Out at the gas dock where we had walked to get our seasonal launch permit, the harbormaster studied us. “You going to do some fishing?”
“Yeah, we thought we’d try for some lakers. Anyone catching any?”
“Yeah. Patrick (local charter captain) was out this morning.”
I scanned the bay. Well, he sure wasn’t out there now. That thought made me feel a little silly. The pro had already come and gone before we even launched our boat. Mushroom hunting was beginning to look like a good idea.
Knowing we might not be able to jig, I had thrown in our Cannon hand-crank downriggers that easily slide in to the built-in rear rod holders. A 17-foot fiberglass Scout Dorado, my boat is small and simple. So are the downriggers. I have no planer boards, no lead or copper line, and only one Dipsy Diver. I have no trolling motor, gas or electric. I can’t use spot lock to set a course or hold us in place. Trolling for lake trout and salmon in the summer, I run three rods. Compared to the serious trolling boats running 12 lines, I’m like the Detroit Lions. As in the 2008 Detroit Lions (0-16, by the way).

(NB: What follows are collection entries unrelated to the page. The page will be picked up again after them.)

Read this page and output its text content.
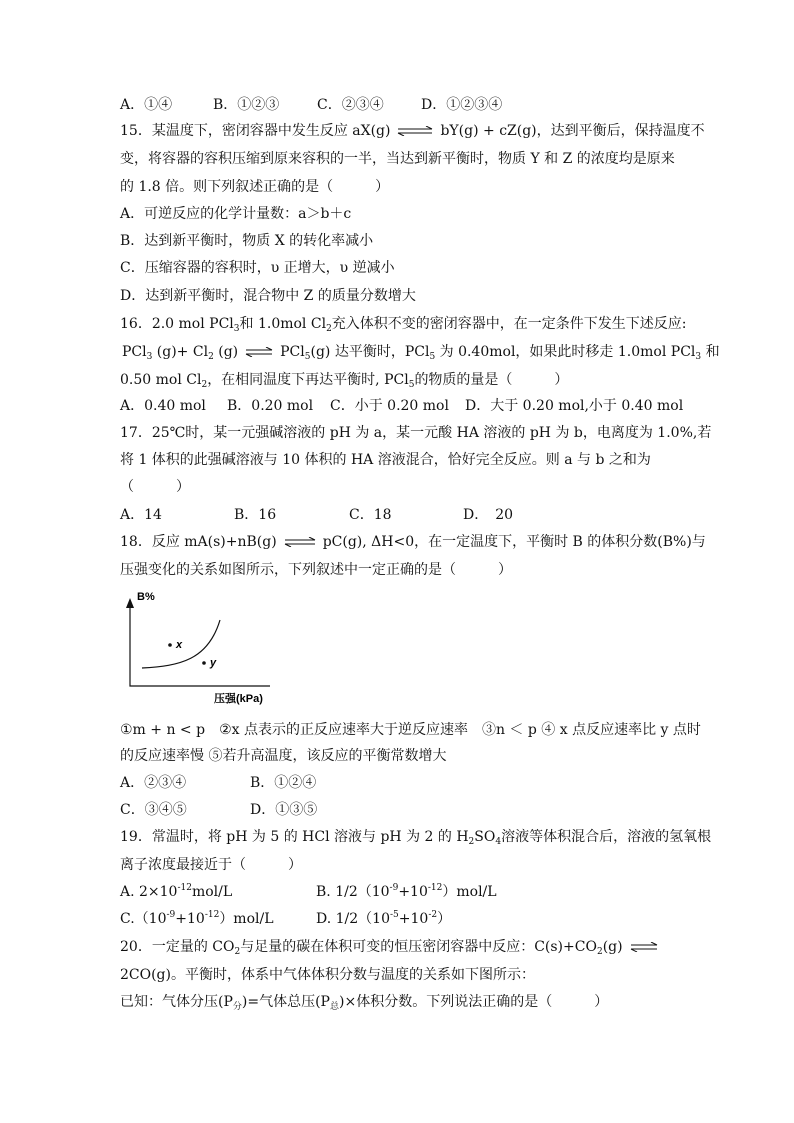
A．①④	B．①②③	C．②③④	D．①②③④
15．某温度下，密闭容器中发生反应 aX(g) ⇌ bY(g) + cZ(g)，达到平衡后，保持温度不
变，将容器的容积压缩到原来容积的一半，当达到新平衡时，物质 Y 和 Z 的浓度均是原来
的 1.8 倍。则下列叙述正确的是（　　　）
A．可逆反应的化学计量数：a＞b＋c
B．达到新平衡时，物质 X 的转化率减小
C．压缩容器的容积时，υ 正增大，υ 逆减小
D．达到新平衡时，混合物中 Z 的质量分数增大
16．2.0 mol PCl$_3$和 1.0mol $Cl_2$充入体积不变的密闭容器中，在一定条件下发生下述反应:
PCl$_3$ $(g)+ Cl_2$ (g) ⇌ PCl$_5$(g) 达平衡时，PCl$_5$ 为 0.40mol，如果此时移走 1.0mol PCl$_3$ 和
0.50 mol $Cl_2$，在相同温度下再达平衡时, PCl$_5$的物质的量是（　　　）
A．0.40 mol B．0.20 mol C．小于 0.20 mol D．大于 0.20 mol,小于 0.40 mol
17．25℃时，某一元强碱溶液的 pH 为 a，某一元酸 HA 溶液的 pH 为 b，电离度为 1.0%,若
将 1 体积的此强碱溶液与 10 体积的 HA 溶液混合，恰好完全反应。则 a 与 b 之和为
（　　　）
A．14	B．16	C．18	D．　20
18．反应 mA(s)+nB(g) ⇌ pC(g), ΔH<0，在一定温度下，平衡时 B 的体积分数(B%)与
压强变化的关系如图所示，下列叙述中一定正确的是（　　　）
B%
x
y
压强(kPa)
①m + n < p　②x 点表示的正反应速率大于逆反应速率　③n ＜ p ④ x 点反应速率比 y 点时
的反应速率慢 ⑤若升高温度，该反应的平衡常数增大
A．②③④	B．①②④
C．③④⑤	D．①③⑤
19．常温时，将 pH 为 5 的 HCl 溶液与 pH 为 2 的 $H_2SO_4$溶液等体积混合后，溶液的氢氧根
离子浓度最接近于（　　　）
A. $2\times 10^{-12}mol/L$	B. $1/2(10^{-9}+10^{-12})mol/L$
$C.(10^{-9}+10^{-12})mol/L$	D. $1/2(10^{-5}+10^{-2})$
20．一定量的 $CO_2$与足量的碳在体积可变的恒压密闭容器中反应：$C(s)+CO_2(g)$ ⇌
2CO(g)。平衡时，体系中气体体积分数与温度的关系如下图所示：
已知：气体分压$(P_分)=$气体总压$(P_总)\times$体积分数。下列说法正确的是（　　　）
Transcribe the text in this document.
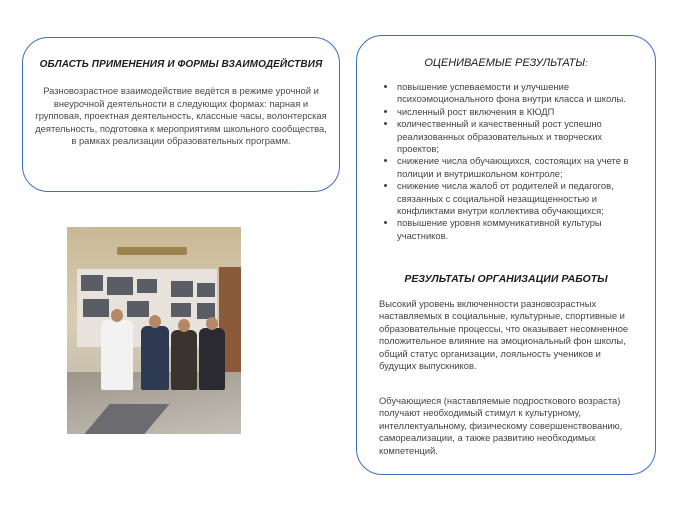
ОБЛАСТЬ ПРИМЕНЕНИЯ И ФОРМЫ ВЗАИМОДЕЙСТВИЯ
Разновозрастное взаимодействие ведётся в режиме урочной и внеурочной деятельности в следующих формах: парная и групповая, проектная деятельность, классные часы, волонтерская деятельность, подготовка к мероприятиям школьного сообщества, в рамках реализации образовательных программ.
ОЦЕНИВАЕМЫЕ РЕЗУЛЬТАТЫ:
• повышение успеваемости и улучшение психоэмоционального фона внутри класса и школы.
• численный рост включения в КЮДП
• количественный и качественный рост успешно реализованных образовательных и творческих проектов;
• снижение числа обучающихся, состоящих на учете в полиции и внутришкольном контроле;
• снижение числа жалоб от родителей и педагогов, связанных с социальной незащищенностью и конфликтами внутри коллектива обучающихся;
• повышение уровня коммуникативной культуры участников.
РЕЗУЛЬТАТЫ ОРГАНИЗАЦИИ РАБОТЫ
Высокий уровень включенности разновозрастных наставляемых в социальные, культурные, спортивные и образовательные процессы, что оказывает несомненное положительное влияние на эмоциональный фон школы, общий статус организации, лояльность учеников и будущих выпускников.
Обучающиеся (наставляемые подросткового возраста) получают необходимый стимул к культурному, интеллектуальному, физическому совершенствованию, самореализации, а также развитию необходимых компетенций.
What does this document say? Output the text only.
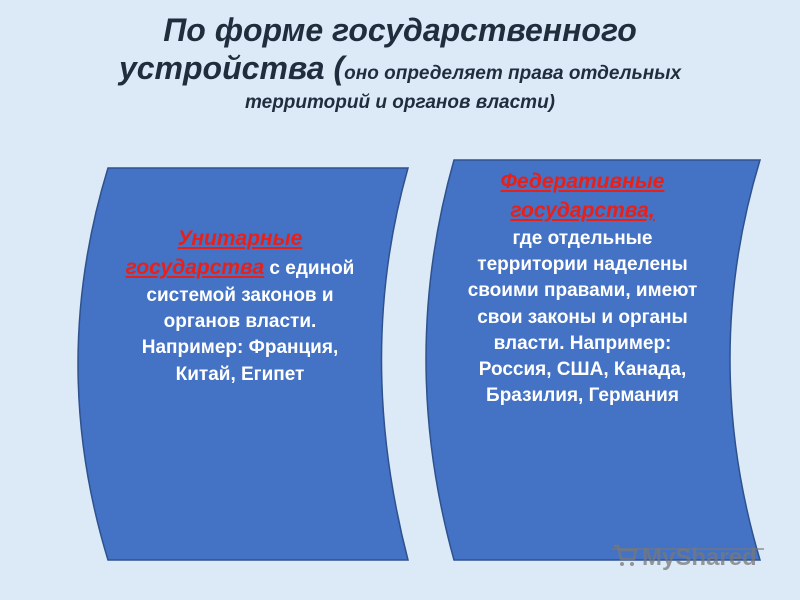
По форме государственного
устройства (оно определяет права отдельных
территорий и органов власти)
Унитарные государства с единой системой законов и органов власти. Например: Франция, Китай, Египет
Федеративные государства,
где отдельные территории наделены своими правами, имеют свои законы и органы власти. Например: Россия, США, Канада, Бразилия, Германия
MyShared
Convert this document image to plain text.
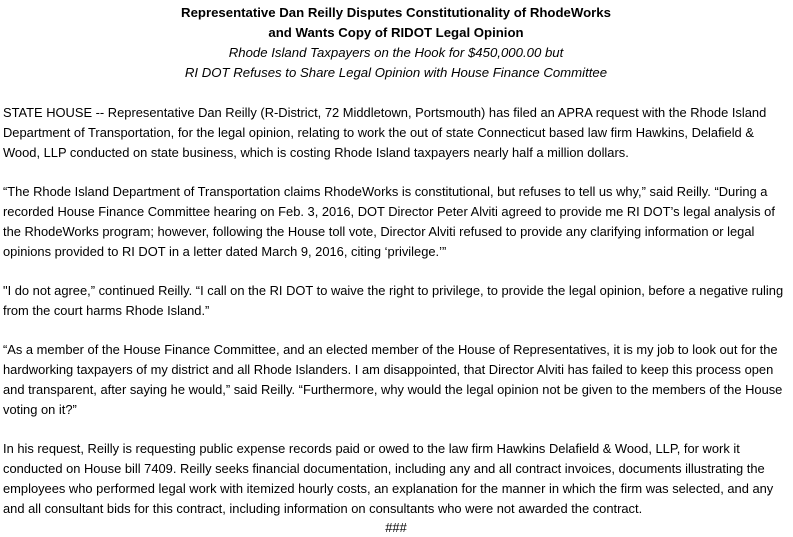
Representative Dan Reilly Disputes Constitutionality of RhodeWorks
and Wants Copy of RIDOT Legal Opinion
Rhode Island Taxpayers on the Hook for $450,000.00 but
RI DOT Refuses to Share Legal Opinion with House Finance Committee

STATE HOUSE -- Representative Dan Reilly (R-District, 72 Middletown, Portsmouth) has filed an APRA request with the Rhode Island Department of Transportation, for the legal opinion, relating to work the out of state Connecticut based law firm Hawkins, Delafield & Wood, LLP conducted on state business, which is costing Rhode Island taxpayers nearly half a million dollars.

“The Rhode Island Department of Transportation claims RhodeWorks is constitutional, but refuses to tell us why,” said Reilly. “During a recorded House Finance Committee hearing on Feb. 3, 2016, DOT Director Peter Alviti agreed to provide me RI DOT’s legal analysis of the RhodeWorks program; however, following the House toll vote, Director Alviti refused to provide any clarifying information or legal opinions provided to RI DOT in a letter dated March 9, 2016, citing ‘privilege.’”

"I do not agree,” continued Reilly. “I call on the RI DOT to waive the right to privilege, to provide the legal opinion, before a negative ruling from the court harms Rhode Island.”

“As a member of the House Finance Committee, and an elected member of the House of Representatives, it is my job to look out for the hardworking taxpayers of my district and all Rhode Islanders. I am disappointed, that Director Alviti has failed to keep this process open and transparent, after saying he would,” said Reilly. “Furthermore, why would the legal opinion not be given to the members of the House voting on it?”

In his request, Reilly is requesting public expense records paid or owed to the law firm Hawkins Delafield & Wood, LLP, for work it conducted on House bill 7409. Reilly seeks financial documentation, including any and all contract invoices, documents illustrating the employees who performed legal work with itemized hourly costs, an explanation for the manner in which the firm was selected, and any and all consultant bids for this contract, including information on consultants who were not awarded the contract.

###
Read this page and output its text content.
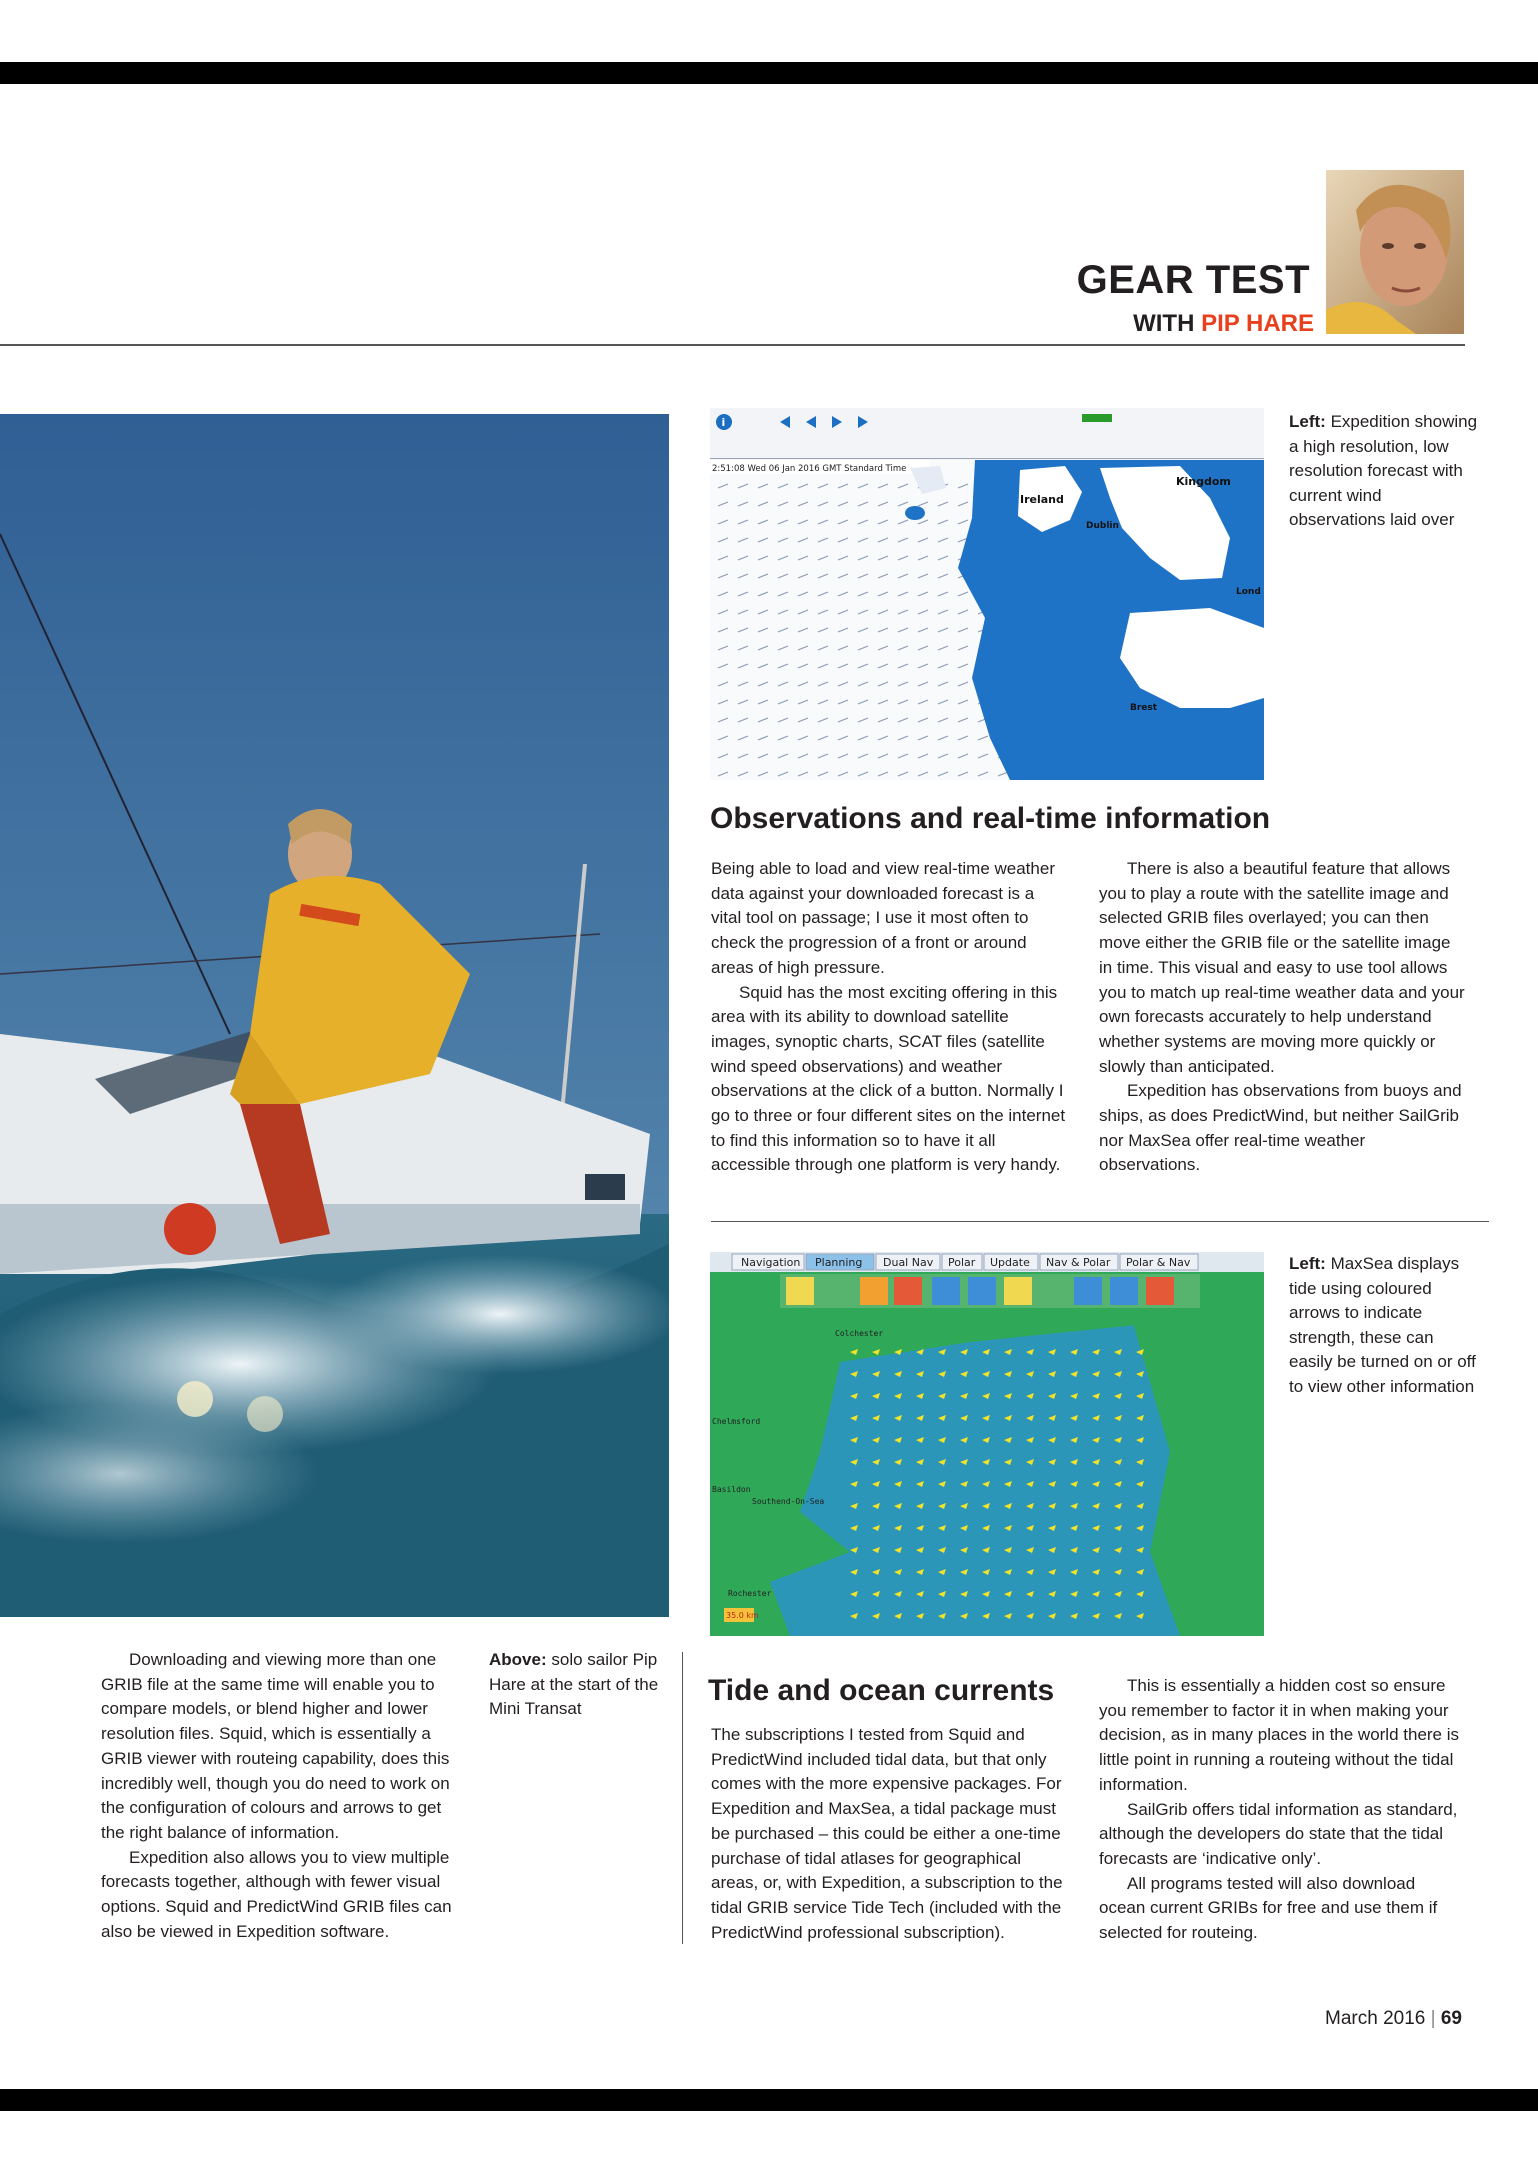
GEAR TEST
WITH PIP HARE
i
2:51:08 Wed 06 Jan 2016 GMT Standard Time
Ireland
Kingdom
Dublin
Lond
Brest
Navigation Planning Dual Nav Polar Update Nav & Polar Polar & Nav
Colchester
Chelmsford
Southend-On-Sea
Basildon
Rochester
35.0 km
Left: Expedition showing a high resolution, low resolution forecast with current wind observations laid over
Left: MaxSea displays tide using coloured arrows to indicate strength, these can easily be turned on or off to view other information
Above: solo sailor Pip Hare at the start of the Mini Transat
Observations and real-time information

Being able to load and view real-time weather data against your downloaded forecast is a vital tool on passage; I use it most often to check the progression of a front or around areas of high pressure.

Squid has the most exciting offering in this area with its ability to download satellite images, synoptic charts, SCAT files (satellite wind speed observations) and weather observations at the click of a button. Normally I go to three or four different sites on the internet to find this information so to have it all accessible through one platform is very handy.

There is also a beautiful feature that allows you to play a route with the satellite image and selected GRIB files overlayed; you can then move either the GRIB file or the satellite image in time. This visual and easy to use tool allows you to match up real-time weather data and your own forecasts accurately to help understand whether systems are moving more quickly or slowly than anticipated.

Expedition has observations from buoys and ships, as does PredictWind, but neither SailGrib nor MaxSea offer real-time weather observations.

Downloading and viewing more than one GRIB file at the same time will enable you to compare models, or blend higher and lower resolution files. Squid, which is essentially a GRIB viewer with routeing capability, does this incredibly well, though you do need to work on the configuration of colours and arrows to get the right balance of information.

Expedition also allows you to view multiple forecasts together, although with fewer visual options. Squid and PredictWind GRIB files can also be viewed in Expedition software.

Tide and ocean currents

The subscriptions I tested from Squid and PredictWind included tidal data, but that only comes with the more expensive packages. For Expedition and MaxSea, a tidal package must be purchased – this could be either a one-time purchase of tidal atlases for geographical areas, or, with Expedition, a subscription to the tidal GRIB service Tide Tech (included with the PredictWind professional subscription).

This is essentially a hidden cost so ensure you remember to factor it in when making your decision, as in many places in the world there is little point in running a routeing without the tidal information.

SailGrib offers tidal information as standard, although the developers do state that the tidal forecasts are ‘indicative only’.

All programs tested will also download ocean current GRIBs for free and use them if selected for routeing.

March 2016 | 69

But like Malcolm Gladwell wrote in “David and Goliath,” “Every strength is a weakness and every weakness is a strength.” The 90 hp Yamaha always starts and dead batteries for multiple electronics aren’t a problem. My right bicep is chiseled to perfection by cranking up downrigger balls. (False releases at 150 feet do, however, create cries of anguish.) Today we brought two light 7-foot spinning rods loaded with 8-pound test for jigging. We’d use them on the downriggers.
Madeline pointed the boat into the waves as I set the downriggers. I set the thin mono deep in the rubber jaws of the Cannon downrigger releases and doubled the rods with tension. The deeper rod ran a chartreuse spin and glow behind an old-fashioned Luhr-Jensen 00 (small) dodger. The second rod pulled a small blue and silver Northport Nailer.
The underwater topography of Little Traverse Bay is relatively straightforward. Not far past the pier, a shelf running parallel to the shoreline drops sharply from 50 to 100 feet of water and then slowly levels out at around 150 feet. There’s a vast plain between 115 and 150 feet. The shelf drop is sharper closer to the harbor then becomes less pronounced as you reach Magnus Park shortly after which there is a another shelf running perpendicular to shore halfway between Magnus and Bay Harbor. Nearing Bay Harbor, deeper water closes on the shoreline.
We hadn’t trolled 15 minutes when with no visible shaking or change in the bend in the rod, I noticed our monofilament line was a good 20 feet behind the downrigger cable. I set the hook, the light line and light rod stretching. It still felt like we were clipped to the downrigger cable, though I couldn’t believe that was true.
“Madeline, I think we’ve got a fish.” I handed her the rod.
“Seriously?”
Why is it that all of my family members can’t quite believe it when I catch something?
Finally, the rod began pulsing, and it was clear we were not only into a fish, but a good one at that. Now, Gladwell’s maxim came into play. One of my pet peeves is the disrespect anglers have for lake trout, both in their fighting ability and their taste. When you drag a lake trout from the bottom with 20-pound test on a level wind reel attached to a stiff salmon rod straight up the back of a moving boat, you’re right. It doesn’t feel like much of a fight because it’s not. But give a lake trout a fair fight on light line, and it’s a thrill. Because my boat is small and my equipment sparse, when an angler hooks a fish, I pull all the lines, raise the downriggers and shut off the engine. Then it’s just you, the fish, the wind and a whole lot of big, deep water. Madeline fought the fish well, keeping the rod tip up and pressure on without forcing it. The waves knocked us about as the fish slowly gave way from the depths and neared the boat. I leaned and scooped, a huge feeling of relief coming over me as I felt the fish’s weight in the net.
We trolled for another 45 minutes finding one more fish hanging close to bottom in 85 feet of water, right on the edge of the shelf. Then, with the pressure released by having hooked something for Hooks and Bullet and having savored the fight by using our weakness as a strength, we returned to the dock, feeling every bit as victorious as the 2023 Detroit Lions.